Regular Pap smears are still the best way to prevent cervical cancer. Whether you are looking at just having a Pap smear annually or as part of a broader screening program, we are confident that we will be able to meet these needs comfortably.
Did you know?
- Women who have regular Pap smears are at lowest risk for having cancer of the cervix.
- Women who smoke have a higher risk of developing cervical cancer.
- Women who started having intercourse at a young age (younger than 16 years of age at first intercourse) have a higher risk of developing cervical cancer.
- Being infected with high-risk HPV types for a long period of time can increase a woman's risk of developing cervical cancer.

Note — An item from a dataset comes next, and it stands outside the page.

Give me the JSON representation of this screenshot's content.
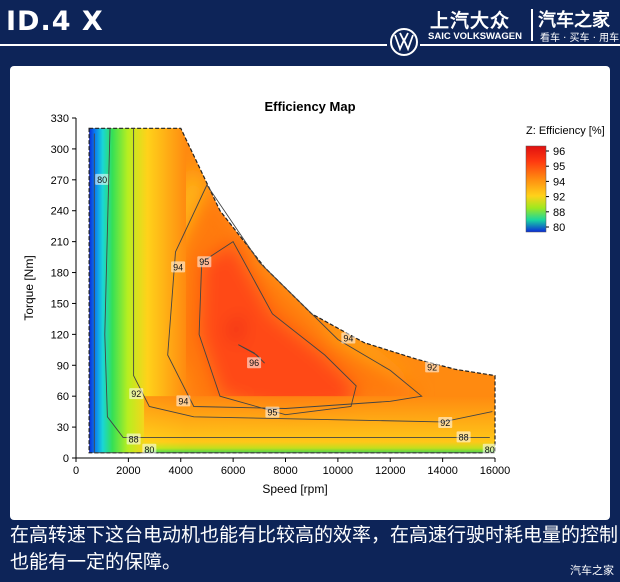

Whether you are a young woman interested in HPV vaccination for yourself or a fastidious mother concerned about protecting your daughters against the threat of cervical cancer and genital warts in later life, our team of specialists will help you decide if HPV vaccination is right for you.
Did you know?
- HPV only infects humans and prefers to infect the skin cells of the genitals.
- There are some 200 sub-types of HPV.
- Only 15 of these 200 sub-types have been implicated in cervical cancer.
- HPV infection is very common in the general population.
- Most women (>95%) are able to clear this viral infection on their own without the need for special vaccines or medicines.
- Only a very small percentage of women who are infected by HPV go on to develop cervical cancer.
At NUH Women's Centre, we are committed to providing innovation-driven healthcare to our patients. We are able to perform not only commercially available HPV testing but also HPV specific genotyping which identifies not only the broad risk type but the specific identity of the Human Papillomavirus (HPV) in question.
Most abnormal Pap smear reports will need to be verified by a simple procedure known as colposcopy. Images of the cervix are stored digitally as a useful part of your medical record. These digitally archived images will never fade and can be referred to at any time. This enables our team of women's cancer specialists to track your progress and recovery and to ensure that you continue to remain disease-free and well.
Did you know?
- Colposcopy is performed with the aid of a magnifying scope to allow the cervix to be examined under good light and magnification.
- Colposcopy helps identify areas of the cervix that may undergoing pre-cancerous change which can then be treated, thus preventing cancer from developing.
- Colposcopy has been around since the early 1920s and still remains one of the most useful tools in detecting and preventing cervical cancer.
- That a dilute solution of acetic acid (otherwise known as vinegar) is used to help identify areas of the cervix that have undergone pre-cancerous change.